Face à la complexité du cadre fiscal, beaucoup de professionnels recourent à des audits personnalisés pour choisir la structure la mieux adaptée. L’objectif : optimiser la fiscalité tout en respectant scrupuleusement la législation afin d’éviter tout risque de redressement.
Le choix du statut juridique, du régime de TVA, la cadence des opérations et le type de biens visés sont autant de leviers à manier avec soin.
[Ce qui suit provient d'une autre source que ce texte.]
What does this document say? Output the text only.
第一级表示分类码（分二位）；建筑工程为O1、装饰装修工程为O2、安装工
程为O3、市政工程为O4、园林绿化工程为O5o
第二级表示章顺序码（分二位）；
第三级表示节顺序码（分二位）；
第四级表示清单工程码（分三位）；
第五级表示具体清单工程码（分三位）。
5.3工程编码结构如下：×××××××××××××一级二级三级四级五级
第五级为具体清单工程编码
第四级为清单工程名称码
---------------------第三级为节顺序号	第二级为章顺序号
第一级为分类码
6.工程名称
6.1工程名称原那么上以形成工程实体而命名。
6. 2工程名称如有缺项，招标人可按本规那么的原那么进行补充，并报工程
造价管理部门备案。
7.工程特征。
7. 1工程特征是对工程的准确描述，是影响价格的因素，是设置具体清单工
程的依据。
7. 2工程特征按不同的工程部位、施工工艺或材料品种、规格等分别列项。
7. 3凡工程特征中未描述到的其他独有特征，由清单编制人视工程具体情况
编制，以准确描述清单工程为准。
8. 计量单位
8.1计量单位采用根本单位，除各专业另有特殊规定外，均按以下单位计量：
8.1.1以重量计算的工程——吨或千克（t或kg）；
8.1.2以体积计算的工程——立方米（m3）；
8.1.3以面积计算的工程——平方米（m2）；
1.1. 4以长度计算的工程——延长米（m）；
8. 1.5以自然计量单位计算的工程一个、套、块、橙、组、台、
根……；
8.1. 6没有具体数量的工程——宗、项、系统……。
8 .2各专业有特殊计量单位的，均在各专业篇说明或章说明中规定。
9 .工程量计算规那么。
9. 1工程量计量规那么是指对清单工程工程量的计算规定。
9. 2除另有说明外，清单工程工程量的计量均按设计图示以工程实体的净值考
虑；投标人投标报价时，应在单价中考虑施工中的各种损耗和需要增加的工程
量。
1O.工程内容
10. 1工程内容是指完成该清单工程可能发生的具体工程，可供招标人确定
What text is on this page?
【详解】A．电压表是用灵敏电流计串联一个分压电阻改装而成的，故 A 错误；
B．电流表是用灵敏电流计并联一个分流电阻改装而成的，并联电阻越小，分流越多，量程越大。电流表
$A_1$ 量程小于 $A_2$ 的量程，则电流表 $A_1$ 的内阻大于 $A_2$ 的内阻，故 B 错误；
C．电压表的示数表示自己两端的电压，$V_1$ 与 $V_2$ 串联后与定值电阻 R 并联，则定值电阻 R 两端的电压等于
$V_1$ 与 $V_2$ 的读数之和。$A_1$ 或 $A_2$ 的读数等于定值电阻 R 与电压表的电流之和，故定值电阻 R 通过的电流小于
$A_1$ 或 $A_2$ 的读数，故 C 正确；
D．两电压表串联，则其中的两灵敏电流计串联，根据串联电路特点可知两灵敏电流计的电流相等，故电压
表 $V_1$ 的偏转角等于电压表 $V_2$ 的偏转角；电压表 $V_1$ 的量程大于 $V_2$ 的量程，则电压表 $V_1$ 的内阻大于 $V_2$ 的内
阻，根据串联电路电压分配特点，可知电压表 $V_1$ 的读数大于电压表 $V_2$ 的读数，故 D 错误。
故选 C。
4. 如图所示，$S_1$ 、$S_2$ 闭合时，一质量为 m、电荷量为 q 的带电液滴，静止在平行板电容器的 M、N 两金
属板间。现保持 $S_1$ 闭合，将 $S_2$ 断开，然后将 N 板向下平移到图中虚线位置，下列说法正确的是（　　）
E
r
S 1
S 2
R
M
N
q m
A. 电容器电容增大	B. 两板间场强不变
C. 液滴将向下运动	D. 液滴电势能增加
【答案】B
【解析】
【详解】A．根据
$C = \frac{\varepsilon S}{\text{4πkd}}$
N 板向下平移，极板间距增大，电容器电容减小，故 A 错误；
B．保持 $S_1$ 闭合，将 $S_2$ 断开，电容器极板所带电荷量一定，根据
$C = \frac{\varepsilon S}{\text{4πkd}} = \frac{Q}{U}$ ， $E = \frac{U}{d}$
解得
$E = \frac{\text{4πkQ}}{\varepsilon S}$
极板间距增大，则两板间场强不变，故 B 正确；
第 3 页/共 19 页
Bien utilisés, ils permettent de profiter pleinement des avantages du régime des marchands de biens tout en maîtrisant les risques fiscaux.
Paramètres essentiels pour sécuriser son activité
Voici quelques points clés à garder à l’esprit pour piloter efficacement l’activité de marchand de biens :
- Anticiper les conséquences fiscales du choix entre impôt sur le revenu et impôt sur les sociétés.
- Vérifier l’éligibilité à la tva sur marge pour chaque opération.
- S’assurer de bénéficier des frais de notaire réduits et des droits d’enregistrement minorés.
- Mettre en place une comptabilité précise pour justifier chaque poste devant l’administration fiscale.
- Se faire accompagner par un expert-comptable ou un avocat spécialisé pour structurer ses investissements.
Chaque dossier révèle ses propres opportunités grâce à une analyse approfondie et à une veille constante sur l’évolution des textes fiscaux. C’est ainsi que l’on évite les mauvaises surprises et que l’on optimise durablement sa rentabilité.
Pilotage des prélèvements sociaux et anticipation budgétaire
Les prélèvements sociaux représentent une part importante de la charge fiscale pour les marchands de biens relevant de l’IR. Gérer la trésorerie en tenant compte de ces contributions est fondamental, en particulier lorsque l’activité connaît d’importantes variations d’une année sur l’autre.
Une bonne anticipation des échéances fiscales, notamment concernant la TVA et les contributions sociales, permet de maintenir une activité pérenne.
Prévoyez toujours des réserves suffisantes pour éviter les difficultés en cas de contrôle ou de fluctuation des recettes.
Résumé des principaux aspects fiscaux des marchands de biens
Être marchand de biens immobiliers signifie composer avec une multitude de régimes fiscaux et de mécanismes d’imposition. La maîtrise de la tva sur marge, le choix judicieux entre IS et IR, ainsi que la bonne utilisation des frais de notaire réduits sont essentiels pour défendre votre rentabilité.
Ne négligez jamais la gestion rigoureuse des prélèvements sociaux ni la compréhension fine du régime des bénéfices industriels et commerciaux (BIC).
L’appui d’un spécialiste permet de sécuriser vos opérations et d’exploiter au mieux les opportunités offertes par la fiscalité professionnelle, tout en restant parfaitement conforme à la réglementation en vigueur.